Topic 1.3 Representing a Categorical Variable with Tables: build and interpret frequency and relative frequency tables for a single categorical variable, and read proportions and percentages from them.

What this topic is asking

The College Board (Topic 1.3) wants you to organize a single categorical variable into a frequency table (counts) and a relative frequency table (proportions or percentages), to move fluently between counts and proportions, and to interpret what the table says in context.

Frequency tables

For example, surveying $50$ people on their favorite fruit might give: apple $18$, banana $14$, orange $12$, other $6$. The counts sum to $18 + 14 + 12 + 6 = 50$, confirming every individual is accounted for once.

Relative frequency tables

From the fruit data: apple $18/50 = 0.36$, banana $14/50 = 0.28$, orange $12/50 = 0.24$, other $6/50 = 0.12$. These sum to $0.36 + 0.28 + 0.24 + 0.12 = 1.00$.

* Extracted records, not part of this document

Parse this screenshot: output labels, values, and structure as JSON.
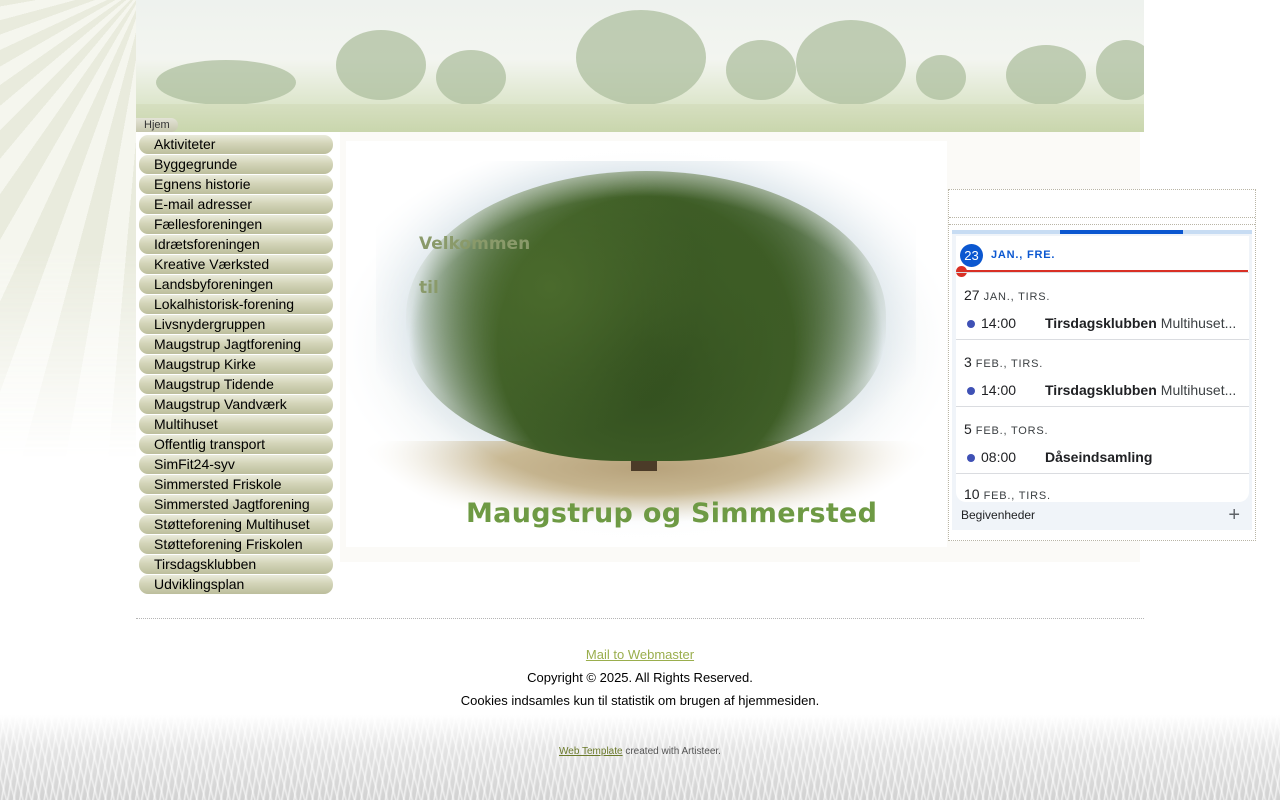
{
  "header": {
    "home_tab": "Hjem"
  },
  "nav": {
    "items": [
      "Aktiviteter",
      "Byggegrunde",
      "Egnens historie",
      "E-mail adresser",
      "Fællesforeningen",
      "Idrætsforeningen",
      "Kreative Værksted",
      "Landsbyforeningen",
      "Lokalhistorisk-forening",
      "Livsnydergruppen",
      "Maugstrup Jagtforening",
      "Maugstrup Kirke",
      "Maugstrup Tidende",
      "Maugstrup Vandværk",
      "Multihuset",
      "Offentlig transport",
      "SimFit24-syv",
      "Simmersted Friskole",
      "Simmersted Jagtforening",
      "Støtteforening Multihuset",
      "Støtteforening Friskolen",
      "Tirsdagsklubben",
      "Udviklingsplan"
    ]
  },
  "welcome": {
    "line1": "Velkommen",
    "line2": "til",
    "site_name": "Maugstrup og Simmersted"
  },
  "calendar": {
    "today": {
      "day": "23",
      "label": "JAN., FRE."
    },
    "days": [
      {
        "num": "27",
        "name": "JAN., TIRS.",
        "time": "14:00",
        "title": "Tirsdagsklubben",
        "location": "Multihuset..."
      },
      {
        "num": "3",
        "name": "FEB., TIRS.",
        "time": "14:00",
        "title": "Tirsdagsklubben",
        "location": "Multihuset..."
      },
      {
        "num": "5",
        "name": "FEB., TORS.",
        "time": "08:00",
        "title": "Dåseindsamling",
        "location": ""
      },
      {
        "num": "10",
        "name": "FEB., TIRS.",
        "time": "",
        "title": "",
        "location": ""
      }
    ],
    "footer_label": "Begivenheder",
    "add_symbol": "+",
    "colors": {
      "accent": "#0b57d0",
      "now_line": "#d93025",
      "event_dot": "#3f51b5"
    }
  },
  "footer": {
    "mail_link": "Mail to Webmaster",
    "copyright": "Copyright © 2025. All Rights Reserved.",
    "cookies": "Cookies indsamles kun til statistik om brugen af hjemmesiden."
  },
  "credits": {
    "link": "Web Template",
    "text": " created with Artisteer."
  },
  "colors": {
    "nav_button": "#d3d4b8",
    "link_green": "#9aae4d",
    "site_name_green": "#6e9a44"
  }
}
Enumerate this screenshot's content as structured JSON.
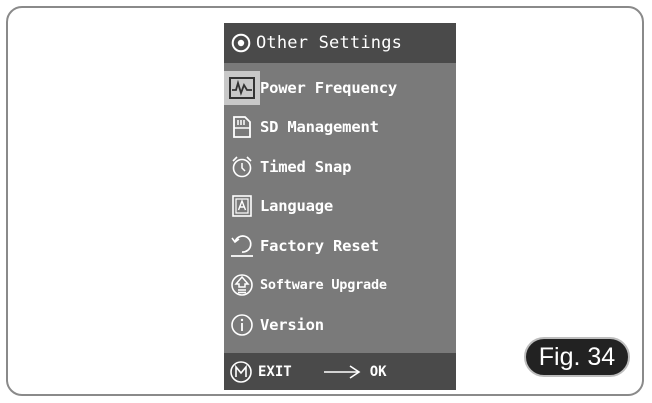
{
  "header": {
    "icon": "settings-circle-icon",
    "title": "Other Settings"
  },
  "menu": {
    "items": [
      {
        "icon": "power-frequency-icon",
        "label": "Power Frequency",
        "selected": true
      },
      {
        "icon": "sd-card-icon",
        "label": "SD Management"
      },
      {
        "icon": "clock-icon",
        "label": "Timed Snap"
      },
      {
        "icon": "language-icon",
        "label": "Language"
      },
      {
        "icon": "reset-icon",
        "label": "Factory Reset"
      },
      {
        "icon": "upgrade-icon",
        "label": "Software Upgrade"
      },
      {
        "icon": "info-icon",
        "label": "Version"
      }
    ]
  },
  "footer": {
    "exit_icon": "m-button-icon",
    "exit_label": "EXIT",
    "arrow_icon": "arrow-right-icon",
    "ok_label": "OK"
  },
  "figure_label": "Fig. 34",
  "colors": {
    "screen": "#7a7a7a",
    "bar": "#4a4a4a",
    "selected_icon_bg": "#c8c8c8",
    "text": "#ffffff"
  }
}
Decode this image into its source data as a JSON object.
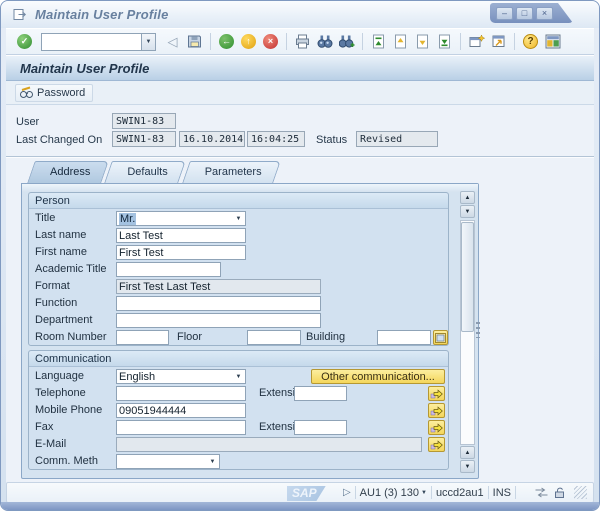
{
  "window": {
    "title": "Maintain User Profile"
  },
  "glyphs": {
    "minimize": "–",
    "maximize": "□",
    "close": "×",
    "enter_check": "✓",
    "back_triangle": "◁",
    "back_arrow": "←",
    "exit_arrow": "↑",
    "cancel_x": "×",
    "dropdown_arrow": "▼",
    "scroll_up": "▲",
    "scroll_down": "▼",
    "help_mark": "?",
    "status_triangle": "▷",
    "system_caret": "▼"
  },
  "toolbar": {
    "command_value": ""
  },
  "screen": {
    "title": "Maintain User Profile",
    "password_button": "Password"
  },
  "header": {
    "user_label": "User",
    "user_value": "SWIN1-83",
    "last_changed_label": "Last Changed On",
    "last_changed_user": "SWIN1-83",
    "last_changed_date": "16.10.2014",
    "last_changed_time": "16:04:25",
    "status_label": "Status",
    "status_value": "Revised"
  },
  "tabs": {
    "address": "Address",
    "defaults": "Defaults",
    "parameters": "Parameters"
  },
  "person": {
    "header": "Person",
    "title_label": "Title",
    "title_value": "Mr.",
    "last_name_label": "Last name",
    "last_name_value": "Last Test",
    "first_name_label": "First name",
    "first_name_value": "First Test",
    "academic_title_label": "Academic Title",
    "academic_title_value": "",
    "format_label": "Format",
    "format_value": "First Test Last Test",
    "function_label": "Function",
    "function_value": "",
    "department_label": "Department",
    "department_value": "",
    "room_number_label": "Room Number",
    "room_number_value": "",
    "floor_label": "Floor",
    "floor_value": "",
    "building_label": "Building",
    "building_value": ""
  },
  "communication": {
    "header": "Communication",
    "language_label": "Language",
    "language_value": "English",
    "other_communication_button": "Other communication...",
    "telephone_label": "Telephone",
    "telephone_value": "",
    "telephone_extension_label": "Extension",
    "telephone_extension_value": "",
    "mobile_phone_label": "Mobile Phone",
    "mobile_phone_value": "09051944444",
    "fax_label": "Fax",
    "fax_value": "",
    "fax_extension_label": "Extension",
    "fax_extension_value": "",
    "email_label": "E-Mail",
    "email_value": "",
    "comm_meth_label": "Comm. Meth",
    "comm_meth_value": ""
  },
  "statusbar": {
    "sap_logo": "SAP",
    "system": "AU1 (3) 130",
    "host": "uccd2au1",
    "insert_mode": "INS"
  }
}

Why relative frequencies matter for comparison

Counts answer "how many," but they are misleading when groups have different sizes. If School A surveys $400$ students and School B surveys $120$, a raw count of "car users" will almost always be larger at School A simply because it surveyed more people. Converting to relative frequencies removes the effect of total size: comparing "$40\%$ at A versus $35\%$ at B" is fair in a way that "$160$ versus $42$" is not. This is the single most important reason the exam keeps asking for relative frequencies, and it returns in Unit 2 when you compare conditional distributions in two-way tables. Whenever a question asks you to compare two groups of unequal size, your instinct should be to switch to proportions or percentages. A related discipline is to always report the total $n$ alongside the proportions, because a percentage from a tiny sample is far less trustworthy than the same percentage from a large one, and stating the $n$ shows the reader the basis for your figures.

Reading and interpreting in context

A table is only useful if you can translate it back into a sentence about the situation. The exam rewards interpretations that name the proportion or percentage, the category, and the group it refers to. "Banana: $0.28$" by itself earns little; "$28\%$ of the $50$ people surveyed chose banana as their favorite fruit" earns full credit because it ties the number to its meaning. When you build a relative frequency table under exam conditions, lay it out clearly with a column for category, a column for count, and a column for relative frequency, and write the total row so the marker can see the proportions sum to one. Rounding sensibly (two or three decimal places, or whole percentages) keeps the table readable, but keep enough precision that the proportions still add to one or to within a rounding whisker of it, and say so if rounding makes them sum to, say, $1.01$.

Try this

Q1. In a class of $40$, $16$ prefer math. State the relative frequency as a percentage. [1 point]

• Cue. $\frac{16}{40} = 0.40 = 40\%$.

Q2. Explain why relative frequencies are better than counts for comparing two surveys of different sizes. [2 points]

• Cue. Relative frequencies divide by each survey's own total, putting both on a per-total scale, so differences in sample size do not distort the comparison.